Read About Breads and Rice
Bread * Bread * Bread
By Ann Morris, photographs by Ken Heyman Lothrop, Lee & Shepard, 1989
This modern classic features photographs of people all over the world eating bread of all shapes and sizes, making bread, selling bread, and breaking bread together. An index offers a key to each photo.
Take your time going through the book. Invite children to name breads they recognize and those they eat at home and school. Talk about similarities and differences in the types of bread and what people eat with or on bread.

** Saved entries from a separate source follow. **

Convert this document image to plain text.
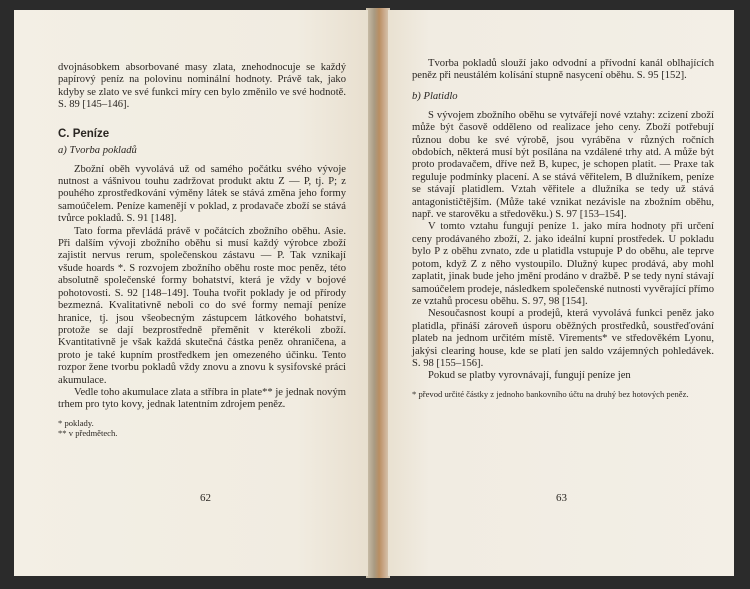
dvojnásobkem absorbované masy zlata, znehodnocuje se každý papírový peníz na polovinu nominální hodnoty. Právě tak, jako kdyby se zlato ve své funkci míry cen bylo změnilo ve své hodnotě. S. 89 [145–146].

C. Peníze
a) Tvorba pokladů

Zbožní oběh vyvolává už od samého počátku svého vývoje nutnost a vášnivou touhu zadržovat produkt aktu Z — P, tj. P; z pouhého zprostředkování výměny látek se stává změna jeho formy samoúčelem. Peníze kamenějí v poklad, z prodavače zboží se stává tvůrce pokladů. S. 91 [148].

Tato forma převládá právě v počátcích zbožního oběhu. Asie. Při dalším vývoji zbožního oběhu si musí každý výrobce zboží zajistit nervus rerum, společenskou zástavu — P. Tak vznikají všude hoards *. S rozvojem zbožního oběhu roste moc peněz, této absolutně společenské formy bohatství, která je vždy v bojové pohotovosti. S. 92 [148–149]. Touha tvořit poklady je od přírody bezmezná. Kvalitativně neboli co do své formy nemají peníze hranice, tj. jsou všeobecným zástupcem látkového bohatství, protože se dají bezprostředně přeměnit v kterékoli zboží. Kvantitativně je však každá skutečná částka peněz ohraničena, a proto je také kupním prostředkem jen omezeného účinku. Tento rozpor žene tvorbu pokladů vždy znovu a znovu k sysifovské práci akumulace.

Vedle toho akumulace zlata a stříbra in plate** je jednak novým trhem pro tyto kovy, jednak latentním zdrojem peněz.

* poklady.
** v předmětech.
62

Tvorba pokladů slouží jako odvodní a přívodní kanál oblhajících peněz při neustálém kolísání stupně nasycení oběhu. S. 95 [152].

b) Platidlo

S vývojem zbožního oběhu se vytvářejí nové vztahy: zcizení zboží může být časově odděleno od realizace jeho ceny. Zboží potřebují různou dobu ke své výrobě, jsou vyráběna v různých ročních obdobích, některá musí být posílána na vzdálené trhy atd. A může být proto prodavačem, dříve než B, kupec, je schopen platit. — Praxe tak reguluje podmínky placení. A se stává věřitelem, B dlužníkem, peníze se stávají platidlem. Vztah věřitele a dlužníka se tedy už stává antagonističtějším. (Může také vznikat nezávisle na zbožním oběhu, např. ve starověku a středověku.) S. 97 [153–154].

V tomto vztahu fungují peníze 1. jako míra hodnoty při určení ceny prodávaného zboží, 2. jako ideální kupní prostředek. U pokladu bylo P z oběhu zvnato, zde u platidla vstupuje P do oběhu, ale teprve potom, když Z z něho vystoupilo. Dlužný kupec prodává, aby mohl zaplatit, jinak bude jeho jmění prodáno v dražbě. P se tedy nyní stávají samoúčelem prodeje, následkem společenské nutnosti vyvěrající přímo ze vztahů procesu oběhu. S. 97, 98 [154].

Nesoučasnost koupí a prodejů, která vyvolává funkci peněz jako platidla, přináší zároveň úsporu oběžných prostředků, soustřeďování plateb na jednom určitém místě. Virements* ve středověkém Lyonu, jakýsi clearing house, kde se platí jen saldo vzájemných pohledávek. S. 98 [155–156].

Pokud se platby vyrovnávají, fungují peníze jen

* převod určité částky z jednoho bankovního účtu na druhý bez hotových peněz.
63
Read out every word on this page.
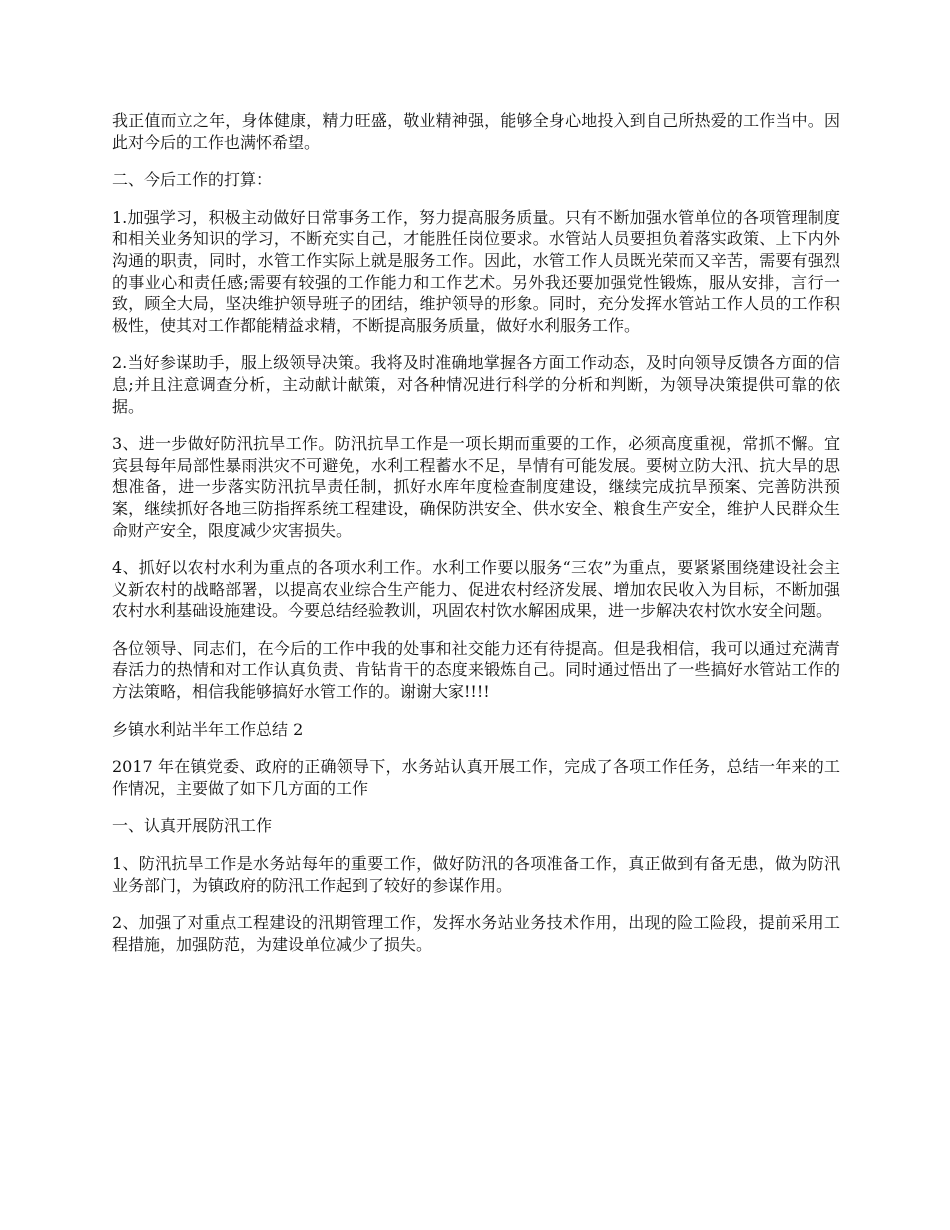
我正值而立之年，身体健康，精力旺盛，敬业精神强，能够全身心地投入到自己所热爱的工作当中。因此对今后的工作也满怀希望。

二、今后工作的打算：

1.加强学习，积极主动做好日常事务工作，努力提高服务质量。只有不断加强水管单位的各项管理制度和相关业务知识的学习，不断充实自己，才能胜任岗位要求。水管站人员要担负着落实政策、上下内外沟通的职责，同时，水管工作实际上就是服务工作。因此，水管工作人员既光荣而又辛苦，需要有强烈的事业心和责任感;需要有较强的工作能力和工作艺术。另外我还要加强党性锻炼，服从安排，言行一致，顾全大局，坚决维护领导班子的团结，维护领导的形象。同时，充分发挥水管站工作人员的工作积极性，使其对工作都能精益求精，不断提高服务质量，做好水利服务工作。

2.当好参谋助手，服上级领导决策。我将及时准确地掌握各方面工作动态，及时向领导反馈各方面的信息;并且注意调查分析，主动献计献策，对各种情况进行科学的分析和判断，为领导决策提供可靠的依据。

3、进一步做好防汛抗旱工作。防汛抗旱工作是一项长期而重要的工作，必须高度重视，常抓不懈。宜宾县每年局部性暴雨洪灾不可避免，水利工程蓄水不足，旱情有可能发展。要树立防大汛、抗大旱的思想准备，进一步落实防汛抗旱责任制，抓好水库年度检查制度建设，继续完成抗旱预案、完善防洪预案，继续抓好各地三防指挥系统工程建设，确保防洪安全、供水安全、粮食生产安全，维护人民群众生命财产安全，限度减少灾害损失。

4、抓好以农村水利为重点的各项水利工作。水利工作要以服务“三农”为重点，要紧紧围绕建设社会主义新农村的战略部署，以提高农业综合生产能力、促进农村经济发展、增加农民收入为目标，不断加强农村水利基础设施建设。今要总结经验教训，巩固农村饮水解困成果，进一步解决农村饮水安全问题。

各位领导、同志们，在今后的工作中我的处事和社交能力还有待提高。但是我相信，我可以通过充满青春活力的热情和对工作认真负责、肯钻肯干的态度来锻炼自己。同时通过悟出了一些搞好水管站工作的方法策略，相信我能够搞好水管工作的。谢谢大家!!!!

乡镇水利站半年工作总结 2

2017 年在镇党委、政府的正确领导下，水务站认真开展工作，完成了各项工作任务，总结一年来的工作情况，主要做了如下几方面的工作

一、认真开展防汛工作

1、防汛抗旱工作是水务站每年的重要工作，做好防汛的各项准备工作，真正做到有备无患，做为防汛业务部门，为镇政府的防汛工作起到了较好的参谋作用。

2、加强了对重点工程建设的汛期管理工作，发挥水务站业务技术作用，出现的险工险段，提前采用工程措施，加强防范，为建设单位减少了损失。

Create a class book about bread. Ask each child to bring from home a favorite bread, preferably one that reflects the family's culture. Take an instant photo of each child with his special bread. Mount the photos on paper, add captions (dictated by the children or explaining each photo, such as "Anwar likes chapati"), and bind the pages together.
Everybody Bakes Bread
By Norah Dooley, illustrations by Peter J. Thornton Lerner Publishing, 1996
Carrie's mother is making her great-grandmother's recipe for Italian bread, and she needs a special rolling pin. Carrie visits different neighbors to find the rolling pin and discovers that everybody is baking bread today. Each family represents a different culture and each is making a different type of bread. Lucky Carrie gets to taste each one. There is a recipe for each bread, from South Asian chapatis to American corn bread to coconut bread from Barbados.
This story has a lot of text for young children. Paraphrase in places to hold their attention.

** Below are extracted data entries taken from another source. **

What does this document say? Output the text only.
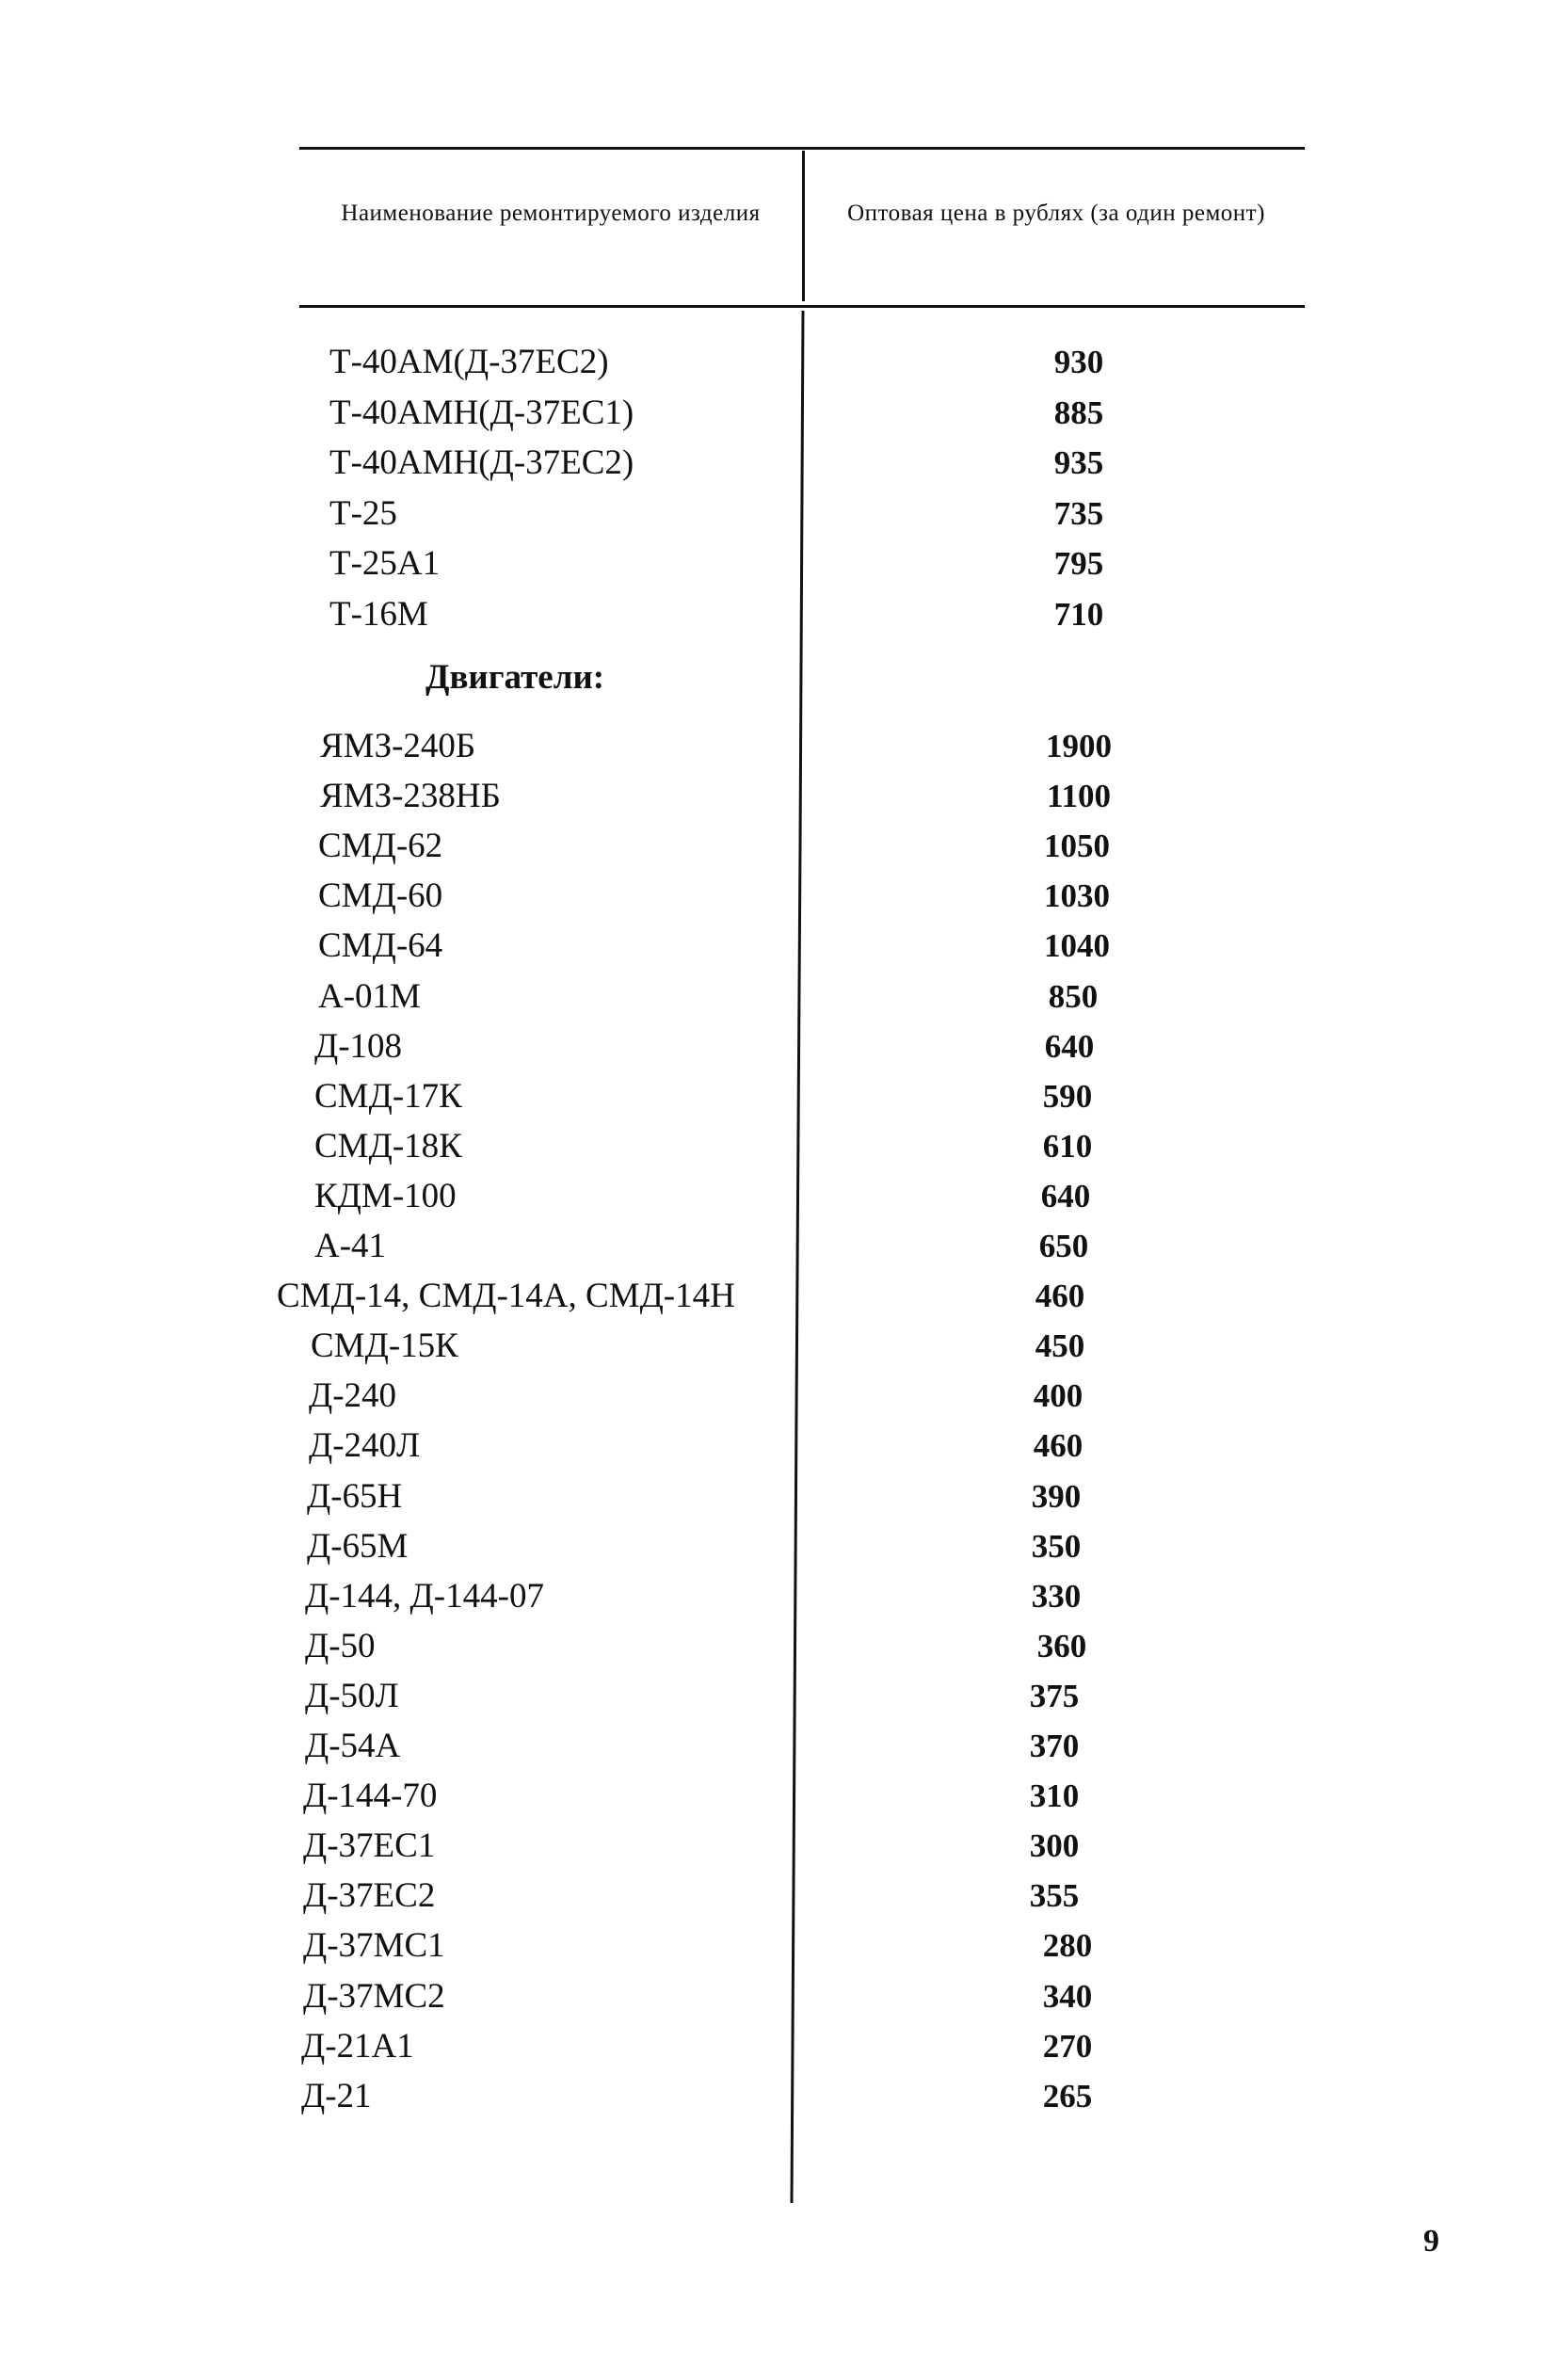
Наименование ремонтируемого изделия	Оптовая цена в рублях (за один ремонт)
Т-40АМ(Д-37ЕС2)	930
Т-40АМН(Д-37ЕС1)	885
Т-40АМН(Д-37ЕС2)	935
Т-25	735
Т-25А1	795
Т-16М	710
Двигатели:
ЯМЗ-240Б	1900
ЯМЗ-238НБ	1100
СМД-62	1050
СМД-60	1030
СМД-64	1040
А-01М	850
Д-108	640
СМД-17К	590
СМД-18К	610
КДМ-100	640
А-41	650
СМД-14, СМД-14А, СМД-14Н	460
СМД-15К	450
Д-240	400
Д-240Л	460
Д-65Н	390
Д-65М	350
Д-144, Д-144-07	330
Д-50	360
Д-50Л	375
Д-54А	370
Д-144-70	310
Д-37ЕС1	300
Д-37ЕС2	355
Д-37МС1	280
Д-37МС2	340
Д-21А1	270
Д-21	265
9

Make one type of bread with children. Chapatis made with whole-wheat flour and corn bread made with cornmeal are both good choices for complementing what children are learning about grains and whole-grain foods.
Everybody Cooks Rice
By Norah Dooley, illustration by Peter J. Thornton Lerner Publishing, 1991
In this companion book, Carrie is once again on a mission through her culturally diverse neighborhood. It's dinnertime, and she is looking for her brother, Anthony. As she stops at different homes, she finds that everybody is cooking a rice dish for dinner. When she finally makes her way home, where Anthony has returned on his own, she learns that her family is having a rice dish too. But after tasting everyone else's dinners, she's too full to eat!

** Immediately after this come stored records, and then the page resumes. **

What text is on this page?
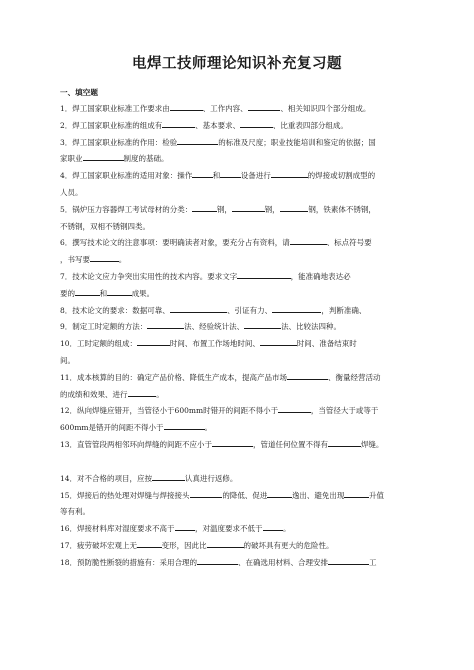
电焊工技师理论知识补充复习题
一、填空题
1．焊工国家职业标准工作要求由	、工作内容、	、相关知识四个部分组成。
2．焊工国家职业标准的组成有	、基本要求、	、比重表四部分组成。
3．焊工国家职业标准的作用：检验	的标准及尺度；职业技能培训和鉴定的依据；国
家职业	制度的基础。
4．焊工国家职业标准的适用对象：操作	和	设备进行	的焊接或切割成型的
人员。
5．锅炉压力容器焊工考试母材的分类：	钢，	钢，	钢，铁素体不锈钢，
不锈钢，双相不锈钢四类。
6．撰写技术论文的注意事项：要明确读者对象，要充分占有资料，请	、标点符号要
，书写要	。
7．技术论文应力争突出实用性的技术内容。要求文字	，能准确地表达必
要的	和	成果。
8．技术论文的要求：数据可靠、	、引证有力、	，判断准确、
9．制定工时定额的方法：	法、经验统计法、	法、比较法四种。
10．工时定额的组成：	时间、布置工作场地时间、	时间、准备结束时
间。
11．成本核算的目的：确定产品价格、降低生产成本，提高产品市场	、衡量经营活动
的成绩和效果、进行	。
12．纵向焊缝应错开，当管径小于600mm时错开的间距不得小于	，当管径大于或等于
600mm是错开的间距不得小于	。
13．直管管段两相邻环向焊缝的间距不应小于	，管道任何位置不得有	焊缝。
14．对不合格的项目，应按	认真进行返修。
15．焊接后的热处理对焊缝与焊接接头	的降低、促进	逸出、避免出现	升值
等有利。
16．焊接材料库对湿度要求不高于	，对温度要求不低于	。
17．疲劳破坏宏观上无	变形，因此比	的破坏具有更大的危险性。
18．预防脆性断裂的措施有：采用合理的	、在确选用材料、合理安排	工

This story also has pages with full text that you may want to shorten to maintain children's interest. Highlight the different families and how the ingredients they mix with the rice vary.
There are also recipes for each family's rice dish. However, the recipes are most likely too involved and the flavorings too exotic for making and tasting with young children. Instead, try the basic recipe for preparing rice and use brown rice to introduce children to this healthful food. Guide children in comparing the look and feel of the grains before and after they are cooked.